In terms of how the case will be handled, there are two scenarios. First, the court will rule that violations of U.S. sanctions on Iran hurt American interests and will fine certain private and legal people, as they have done in the past. Secondly, the prosecution might seek to prolong and expand the case in an effort to smear certain Turkish political figures. As a matter of fact, the evidence manufactured by the orchestrators of the Dec. 17 and Dec. 25 judicial conspiracy in Turkey has reportedly been used in the indictment. If the U.S. court seeks to continue its work based on the same material that formed the basis of the Gülenist Terror Group’s (FETÖ) first major attempt to overthrow the Justice and Development Party (AK Party) and President Recep Tayyip Erdoğan, a multi-dimensional crisis could occur in bilateral relations.

Needless to say, the Turkish government will probably consider the second scenario an effort to meddle with the 2019 elections in Turkey. The Turkish public, which already dealt with the Dec. 17 and Dec. 25 materials, would probably have no difficulty keeping a lid on Washington’s move. However, Washington, which has been unable to keep itself together under President Donald Trump, will have made an irreparable mistake in its policy on Turkey by accepting the charge that the U.S. government was indeed behind the July 15 coup attempt in Turkey.
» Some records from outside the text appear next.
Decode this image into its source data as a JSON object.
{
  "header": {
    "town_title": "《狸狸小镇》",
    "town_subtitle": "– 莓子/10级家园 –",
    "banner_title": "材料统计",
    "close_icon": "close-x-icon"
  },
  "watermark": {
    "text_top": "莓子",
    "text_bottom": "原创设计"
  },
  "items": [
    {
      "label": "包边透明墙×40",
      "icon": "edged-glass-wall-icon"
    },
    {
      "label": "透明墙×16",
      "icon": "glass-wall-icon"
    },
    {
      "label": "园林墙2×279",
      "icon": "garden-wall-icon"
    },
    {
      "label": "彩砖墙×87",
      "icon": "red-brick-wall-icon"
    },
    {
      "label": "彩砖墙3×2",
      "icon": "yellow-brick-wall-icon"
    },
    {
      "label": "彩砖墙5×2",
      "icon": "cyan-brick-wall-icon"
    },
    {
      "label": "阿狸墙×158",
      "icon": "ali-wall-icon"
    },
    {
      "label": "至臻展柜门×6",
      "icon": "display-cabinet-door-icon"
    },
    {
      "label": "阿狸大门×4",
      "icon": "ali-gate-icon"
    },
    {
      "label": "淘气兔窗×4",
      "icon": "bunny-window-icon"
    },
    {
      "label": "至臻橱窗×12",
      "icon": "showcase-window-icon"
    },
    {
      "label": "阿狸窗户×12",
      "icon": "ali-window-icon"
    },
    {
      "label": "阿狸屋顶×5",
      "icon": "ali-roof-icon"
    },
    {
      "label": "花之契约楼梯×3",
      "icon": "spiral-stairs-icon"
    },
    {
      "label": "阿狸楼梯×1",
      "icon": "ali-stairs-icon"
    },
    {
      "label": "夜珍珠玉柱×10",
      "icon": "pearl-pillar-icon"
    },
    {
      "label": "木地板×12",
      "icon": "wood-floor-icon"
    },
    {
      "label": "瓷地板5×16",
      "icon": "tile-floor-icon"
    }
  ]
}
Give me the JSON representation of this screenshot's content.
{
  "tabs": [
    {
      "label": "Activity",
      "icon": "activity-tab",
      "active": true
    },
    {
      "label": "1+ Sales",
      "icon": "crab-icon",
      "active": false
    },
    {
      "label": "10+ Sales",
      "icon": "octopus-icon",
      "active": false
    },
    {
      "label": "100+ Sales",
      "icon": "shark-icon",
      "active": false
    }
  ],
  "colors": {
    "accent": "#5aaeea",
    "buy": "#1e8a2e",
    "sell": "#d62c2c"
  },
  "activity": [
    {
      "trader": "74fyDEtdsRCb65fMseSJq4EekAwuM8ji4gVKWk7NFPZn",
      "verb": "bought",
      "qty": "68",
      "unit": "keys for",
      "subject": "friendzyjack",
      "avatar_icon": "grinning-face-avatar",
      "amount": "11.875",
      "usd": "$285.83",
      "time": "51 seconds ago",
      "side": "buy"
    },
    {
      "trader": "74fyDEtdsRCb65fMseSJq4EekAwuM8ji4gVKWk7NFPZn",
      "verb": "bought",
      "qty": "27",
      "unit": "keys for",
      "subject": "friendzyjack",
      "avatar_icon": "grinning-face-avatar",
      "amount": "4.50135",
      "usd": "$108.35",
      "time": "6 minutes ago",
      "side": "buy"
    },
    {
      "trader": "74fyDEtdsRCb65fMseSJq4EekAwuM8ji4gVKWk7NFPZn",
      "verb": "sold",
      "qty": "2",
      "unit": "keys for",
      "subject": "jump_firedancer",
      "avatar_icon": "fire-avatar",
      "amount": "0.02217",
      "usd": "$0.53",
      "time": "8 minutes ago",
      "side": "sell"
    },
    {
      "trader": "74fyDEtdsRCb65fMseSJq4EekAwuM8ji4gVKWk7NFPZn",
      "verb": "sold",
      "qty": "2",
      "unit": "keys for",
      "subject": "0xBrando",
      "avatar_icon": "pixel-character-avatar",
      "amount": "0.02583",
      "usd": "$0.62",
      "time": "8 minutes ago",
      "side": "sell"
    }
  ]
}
At this point, there is no question for the Turkish people that FETÖ carried out the December 2013 operation and, upon its failure, the July 15 coup attempt. Over the past months, Washington has refused to extradite Fetullah Gülen, the leader of FETÖ, with complete disregard for the evidence Ankara has shared with U.S. officials. To make matters worse, the United States has been unwilling to even investigate the activities of the group that orchestrated the coup attempt in Turkey, a U.S. ally, and attempted to assassinate that country’s president, which makes the Turkish people think of the CIA and the Pentagon, which many people firmly believe were behind past coups.

Currently, the Turkish public increasingly believes that the U.S. court has been openly anti-Turkey and adopted an approach toward their country that is suspiciously similar to FETÖ’s coup attempt. By reviving the December 2013 files, Washington makes more people think that it has full control over FETÖ.

Known FETÖ members who vanished into thin air after July 15 fearing that they could be arrested, are now roaming the halls of U.S. Congress with their heads held high. They are busy telling American policy makers that the Turkish president is an Islamist and anti-Western dictator who must be punished without delay. It would appear that U.S. policy makers have failed to appreciate the significance of July 15 in Turkish politics. But the least they could have done was not to take credit for the failed coup.

Unfortunately, the messy state of affairs in Washington and the wide reach of anti-Turkey lobbyists in the U.S only expedite the process of the U.S. losing Turkey.